19.6.08

"malditos russos"

NÃO MENTIR A SI MESMO
Lembre-se de que os escritores ditos imortais ou simplismente bons e que nos deixam inebriados têm em comum um traço muito importante: para onde quer que se dirijam, eles o convidam a acompanhá-los e você sente não com a razão, mas com todo o seu ser, que possuem algum objetivo, como a sombra do pai de Hamlet, a qual aparecia não por acaso e perturbava a imaginação. Alguns, dependendo do próprio calibre, perseguem objetivos mais imediatos: a servidão, a libertação da pátria, a política, a beleza ou simplesmente a vodca, como é o caso de Denis Davýdov; outros têm objetivos remotos: Deus, a vida depois da morte, o bem da humanidade etc. Os melhores dentre eles são realistas e retratam a vida como ela é, mas, pelo fato, de cada linha estra impregnada, como se fora de um suco, da consciência do objetivo, você, além da vida como é, também sente como ela deveria ser, e é isso que o cativa.

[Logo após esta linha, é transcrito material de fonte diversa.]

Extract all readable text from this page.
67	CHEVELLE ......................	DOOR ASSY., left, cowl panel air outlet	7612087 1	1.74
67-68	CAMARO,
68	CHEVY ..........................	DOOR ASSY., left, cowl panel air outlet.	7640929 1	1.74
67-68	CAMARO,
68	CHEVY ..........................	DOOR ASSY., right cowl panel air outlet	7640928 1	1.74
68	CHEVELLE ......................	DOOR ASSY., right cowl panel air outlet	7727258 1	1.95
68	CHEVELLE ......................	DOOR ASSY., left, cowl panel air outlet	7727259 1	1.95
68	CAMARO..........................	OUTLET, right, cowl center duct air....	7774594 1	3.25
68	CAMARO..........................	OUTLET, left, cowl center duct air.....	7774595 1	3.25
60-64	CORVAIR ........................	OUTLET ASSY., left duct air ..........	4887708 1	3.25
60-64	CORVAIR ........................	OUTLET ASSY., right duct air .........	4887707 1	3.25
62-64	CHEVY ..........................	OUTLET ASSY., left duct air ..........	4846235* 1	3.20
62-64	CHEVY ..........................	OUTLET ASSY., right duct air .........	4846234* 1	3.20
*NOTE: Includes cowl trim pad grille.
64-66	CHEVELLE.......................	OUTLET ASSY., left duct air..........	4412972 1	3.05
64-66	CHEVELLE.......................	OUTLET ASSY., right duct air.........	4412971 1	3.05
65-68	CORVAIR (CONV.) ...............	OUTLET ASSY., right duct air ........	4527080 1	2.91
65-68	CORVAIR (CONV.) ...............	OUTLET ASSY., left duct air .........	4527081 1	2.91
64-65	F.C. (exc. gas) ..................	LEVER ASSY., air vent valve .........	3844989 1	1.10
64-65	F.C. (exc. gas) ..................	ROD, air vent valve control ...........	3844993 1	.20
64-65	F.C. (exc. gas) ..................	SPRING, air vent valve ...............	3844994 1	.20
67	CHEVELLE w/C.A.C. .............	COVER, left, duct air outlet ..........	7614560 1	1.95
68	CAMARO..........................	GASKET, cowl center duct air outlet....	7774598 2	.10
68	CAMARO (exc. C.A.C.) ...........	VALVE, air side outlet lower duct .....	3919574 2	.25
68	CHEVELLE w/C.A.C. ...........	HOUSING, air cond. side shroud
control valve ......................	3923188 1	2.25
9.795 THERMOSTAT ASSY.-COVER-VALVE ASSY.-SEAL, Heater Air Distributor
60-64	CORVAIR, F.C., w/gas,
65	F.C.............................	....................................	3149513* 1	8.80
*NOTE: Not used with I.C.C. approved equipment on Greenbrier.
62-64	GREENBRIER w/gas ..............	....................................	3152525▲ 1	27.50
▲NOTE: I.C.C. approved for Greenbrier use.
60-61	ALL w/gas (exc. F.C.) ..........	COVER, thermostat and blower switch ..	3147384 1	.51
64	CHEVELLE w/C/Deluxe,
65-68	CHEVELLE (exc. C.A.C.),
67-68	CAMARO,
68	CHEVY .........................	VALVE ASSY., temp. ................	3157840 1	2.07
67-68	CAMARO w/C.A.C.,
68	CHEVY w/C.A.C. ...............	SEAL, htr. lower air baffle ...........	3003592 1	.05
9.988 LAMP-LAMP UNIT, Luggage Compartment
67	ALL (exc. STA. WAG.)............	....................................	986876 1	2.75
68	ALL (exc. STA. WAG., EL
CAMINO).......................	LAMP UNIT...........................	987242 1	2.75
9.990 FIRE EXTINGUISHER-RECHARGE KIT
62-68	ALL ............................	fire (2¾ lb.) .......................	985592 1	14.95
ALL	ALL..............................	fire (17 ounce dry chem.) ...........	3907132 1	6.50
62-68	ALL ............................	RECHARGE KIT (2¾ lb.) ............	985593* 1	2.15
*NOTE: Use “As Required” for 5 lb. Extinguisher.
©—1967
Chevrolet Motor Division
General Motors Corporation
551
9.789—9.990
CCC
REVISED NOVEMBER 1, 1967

E nós? Nós! Nós representamos a vida como ela é, e ponto final... Além disso não vamos nem a chicotada. Não temos objetivos imediatos nem remotos, e em nossa alma não há nada de nada. Não temos concepção política, não acreditamos na revolução, não temos um Deus, não temos medo de assombração, e, quanto a mim, nem mesmo a morte e a cegueira eu temo. Quem nada quer, nada espera e nada teme não pode ser artista. Seja isso doença ou não, pouco importa, mas deve-se reconhecer que a nossa situação não é das melhores. Não sei o que será de nós daqui a dez, vinte anos; talvez, até lá as circunstâncias tenham mudado, mas por enquanto seria leviandade esperar de nós algo que realmente preste, pouco importando se temos talento ou não. Escrevemos feito máquinas, submetendo-nos à ordem de há muito estabelecida, segundo a qual uns são funcionários, outros comerciantes, outros ainda são escritores... Você e Grigoróvitch acham que sou inteligente. Sim, sou inteligente pelo menos a ponto de não ocultar de mim mesmo a minha doença e de não mentir a mim mesmo e esconder o meu vazio com os farrapos alheios.

Anton Tchékhov em carta a Aleksei Suvórin, Miélikhovo, 25 de novembro de 1892.
LÍNGUA DE BUROCRATAS
“Outrossim” e “em conformidade com” são invenções dos burocratas. Leio e tenho engulho. Os jovens, particularmente, escrevem muito mal. São obscuros, frios e deselegantes; os filhos da puta escrevem como se estivessem mortos e enterrados.

Anton Tchékhov em carta a Aleksei Suvórin, Miélikhovo, 24 de agosto de 1893.